Bulgaria's official slogan for its EC presidency is "Unity Makes Strength," which also happens to be the country's national motto. However, as EU politics observer Vladimir Dobrovolsky has pointed out, at the EU level, that objective will be easier said than done in the coming months, given deep divisions among EU member states on issues such as migration policy and the rule of law issue in Poland, plus challenges associated with the Brexit process. The Polish issue in particular threatens big problems for the bloc, with German analysts openly talking about kicking Warsaw out of the EU altogether if it and other "renegade states" don't abide by EU laws.
The latter issue in particular doesn't shore up confidence in Sofia. The latest report under the EU's anti-corruption Cooperation and Verification Mechanism for Bulgaria and Romania has said that both countries still have a ways to go in legislative reforms and other efforts to combat corruption, a decade after joining the bloc in 2007.
Breaking the Balkan Barrier
Bulgaria's priorities as EC president include working on the further integration of the so-called 'EU candidate countries' in the Western Balkans: Serbia, Montenegro, Macedonia, and Albania.
In November, Bulgarian Prime Minister Boyko Borissov assured the EC that Sofia would use its regional experience and, without creating "false expectations," would work with these countries on reforms associated with EU accession. Integration projects include the creation of new transport links, joint energy and digital infrastructure and educational initiatives.
Triumvirate of Problems: Migrants, Poland and Brexit
Bulgaria's Balkan ambitions aside, other issues, including EU migration policy reform, Brussels' ongoing spat with Warsaw, and Brexit are issues sure to take up considerable attention during Bulgaria's presidency, according to Dobrovolsky.
EU leaders are expected to continue negotiations on the issue in March, with a final decision to be made in June. The EC does not exclude adopting further decisions on the issue by majority, rather than by the consensus of all member states. That puts Bulgaria as EC president in a tough spot, between its wealthy Western European benefactors on one side, and its Eastern European neighbors on the other.

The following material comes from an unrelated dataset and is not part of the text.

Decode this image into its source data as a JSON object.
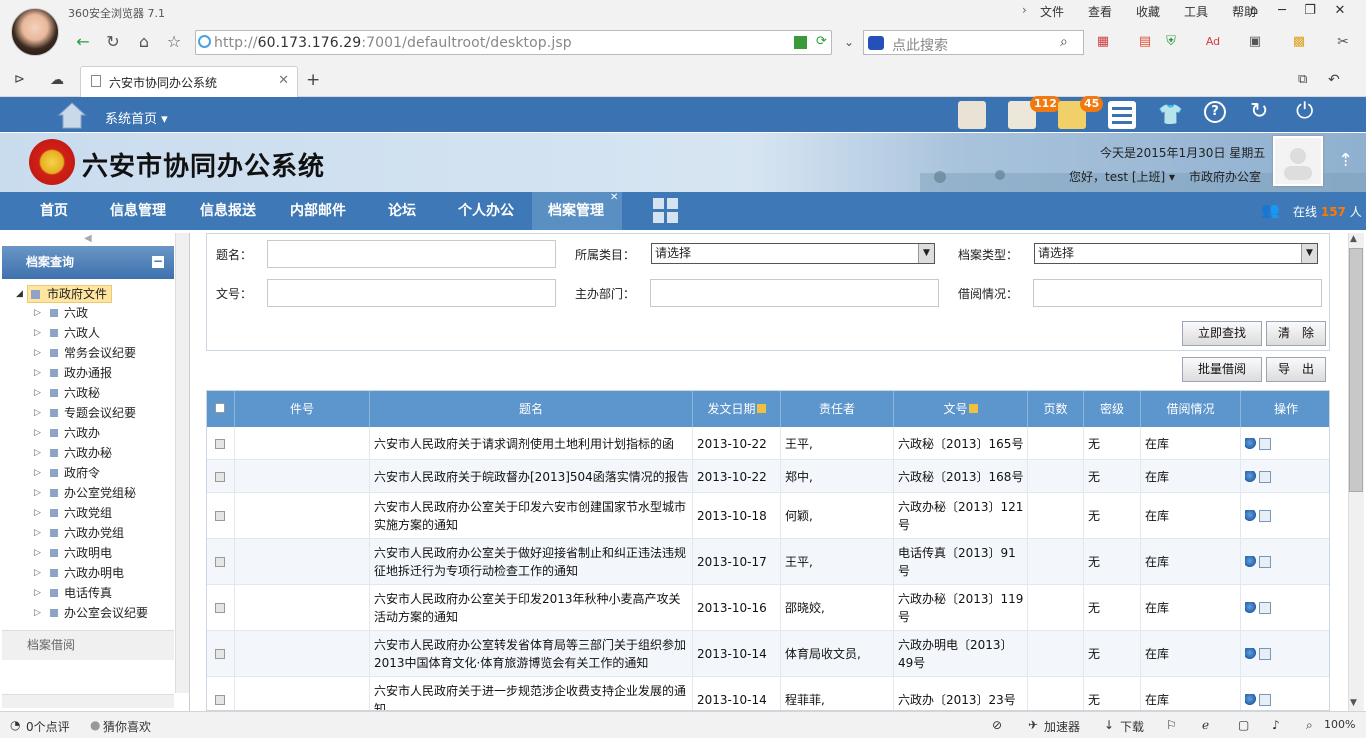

The worsening rule of law squabble between the EU and Poland is another headache Bulgaria will have to worry about. In December, the EU triggered Article 7 of the Lisbon Treaty, paving the way to sanctions against Warsaw, including possible deprivation of its EC voting rights. On December 22, Hungarian Prime Minister Viktor Orban vowed to set up an "insurmountable obstacle" to the EU's efforts.
Ultimately, while Bulgaria's tenure as EC president will be filled with uncertainties and difficult policy decisions, many observers are more interested in the Austrian presidency that comes after it. Vienna's new coalition government includes political forces which are openly skeptical of some elements of the EU project itself, and politicians who have openly discussed the possibility of joining the Visegrad bloc. What happens when Vienna is tasked with presiding over the EC presidency is something only time will tell.